KEY POINTS:
Last month I decided to be "part of the solution" and had solar panels installed on my roof.
I have had nothing but problems ever since, and envy those people destined to have large electricity pylons dumped on their lawns.
Stage one meant attaching the large solar panels to the roof. I only had half of them up before a television company approached me and pressed me for an interview to be included in the show Neighbours from Hell.
I refused, but the slow motion footage they captured of me smacking my child for licking a power drill was fairly damning. The episode is expected to go to air in October.
Once all the panels were securely attached to my roof, transforming this beautiful 1920s villa into something more familiar to the movie Logan's Run, they needed to be wired up to the control panel.
I won't bore readers with the actual terminology and technical specifics because I don't really know them.
I misplaced the instruction booklet and pretty much winged the installation, much like I did when I put our four-burner barbecue together, and the wooden computer desk with the strange but handy pull-down aluminium hood.
Most half-competent males will tell you that instructions are for losers with too much time on their hands.
I am of the opinion that if you can get a big picture view in your mind of what the finished product should look like, you should be able to work backwards from there and put something together without instructions. That's why jigsaw puzzles usually have a big picture on the box.
Once I had wired up the unit, I switched it on and was promptly electrocuted. The force at which I was thrown backwards through the closed ranch-slider gave me an immense sense of satisfaction, as I could tell immediately that I had harnessed an incredible amount of power. Then the panels on the roof started glowing red hot and pulsating in time to a low frequency hum that you could feel, far more than you could actually hear. The whole house seemed to be electrically charged, with bolts of electricity shooting towards the heavens like the Ark of the Covenant in the final scene of Raiders of the Lost Ark.
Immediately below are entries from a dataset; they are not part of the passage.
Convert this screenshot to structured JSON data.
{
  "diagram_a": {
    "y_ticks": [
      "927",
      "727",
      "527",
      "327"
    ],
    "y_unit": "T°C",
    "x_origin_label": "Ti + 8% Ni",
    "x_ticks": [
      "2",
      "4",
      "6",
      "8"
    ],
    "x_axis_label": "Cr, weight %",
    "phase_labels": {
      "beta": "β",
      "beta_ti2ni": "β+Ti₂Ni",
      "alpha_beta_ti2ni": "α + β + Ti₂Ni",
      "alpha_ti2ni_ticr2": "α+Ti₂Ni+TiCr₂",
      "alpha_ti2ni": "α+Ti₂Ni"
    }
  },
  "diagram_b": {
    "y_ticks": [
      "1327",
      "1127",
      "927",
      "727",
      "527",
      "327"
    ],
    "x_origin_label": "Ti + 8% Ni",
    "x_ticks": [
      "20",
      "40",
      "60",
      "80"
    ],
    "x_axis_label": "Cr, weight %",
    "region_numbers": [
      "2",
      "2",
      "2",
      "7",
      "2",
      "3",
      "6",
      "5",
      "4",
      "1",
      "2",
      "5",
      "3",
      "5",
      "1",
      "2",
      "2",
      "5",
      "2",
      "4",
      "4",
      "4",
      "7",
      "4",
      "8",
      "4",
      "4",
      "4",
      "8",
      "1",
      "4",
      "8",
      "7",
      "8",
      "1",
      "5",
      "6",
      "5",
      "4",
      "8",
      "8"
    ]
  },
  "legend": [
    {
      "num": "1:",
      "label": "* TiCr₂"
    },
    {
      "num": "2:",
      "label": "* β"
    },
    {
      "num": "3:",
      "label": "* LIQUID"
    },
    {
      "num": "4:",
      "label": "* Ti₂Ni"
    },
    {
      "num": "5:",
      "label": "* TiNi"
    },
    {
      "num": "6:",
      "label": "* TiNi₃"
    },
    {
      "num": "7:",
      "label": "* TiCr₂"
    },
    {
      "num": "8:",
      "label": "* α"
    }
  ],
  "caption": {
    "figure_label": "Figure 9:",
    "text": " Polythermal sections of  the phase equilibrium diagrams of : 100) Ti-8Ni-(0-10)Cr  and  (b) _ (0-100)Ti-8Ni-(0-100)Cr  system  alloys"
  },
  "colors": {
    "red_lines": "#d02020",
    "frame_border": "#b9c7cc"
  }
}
Some neighbours captured this phenomena on their handicams. No doubt the footage will be used as visual testimony in my episode of Neighbours from Hell.
I was simply amazed at how much raw electricity my system seemed to be generating.
I noticed that my power meter seemed to be spinning faster than ever before; the sonic boom that cracked the glass was testament to this.
Then it dawned on me, I had wired the unit up backwards and my solar unit had turned into a super electricity conductor and, rather than supplying electricity, it had sucked out about a year's worth of power from the national grid in the five or six minutes I had had the system running.
A couple of days later, I had managed to re-wire the unit so it was drawing electricity from the panels as opposed to out of the national grid, and the effects were far less dramatic to say the least.
Now I clearly had too little electricity to play with, meaning I could run little more than one appliance or light in the house at a time. Anymore than that and my mini power station would shut down.
Like the crew of the crippled spacecraft Apollo 13, we needed to go through a complicated checklist procedure to simply hang a towel on a heated towel rack or turn on a light at night. Ironically, having the lights on during the day wasn't so much of a problem.
All my wife's sex toys that ran off mains power were simply off limits, and I took to removing things such as the little lightbulb in the fridge butter conditioner in an effort to give us more power elsewhere in the house.
Although as a family we gained a small warm fuzzy feeling from the knowledge that we're making a contribution towards saving the planet, we would have preferred to have had the warm snug feeling we used to get whenever we turned on our heater.
We tired of looking out the window, hoping to spot a clearing in the weather whenever we offered somebody a cup of coffee. I spent more time looking for shifts in the weather this month than Team New Zealand and Alinghi combined.
The fact of the matter is that the system I installed won't work properly until the planet has heated up sufficiently through the very global warming it is attempting to off-set.
I set out to be part of the solution but I now want to be part of the problem so that being part of the solution isn't so much of a problem. I face a moral conundrum.
I removed the system only to find that much of the house's internal wiring has been damaged from power surges, but I suppose one small consolation is that we don't actually own the house. In retrospect, we probably should have checked with the owners prior to installing a solar solution but when you are trying to save the planet, common sense doesn't always come in to it.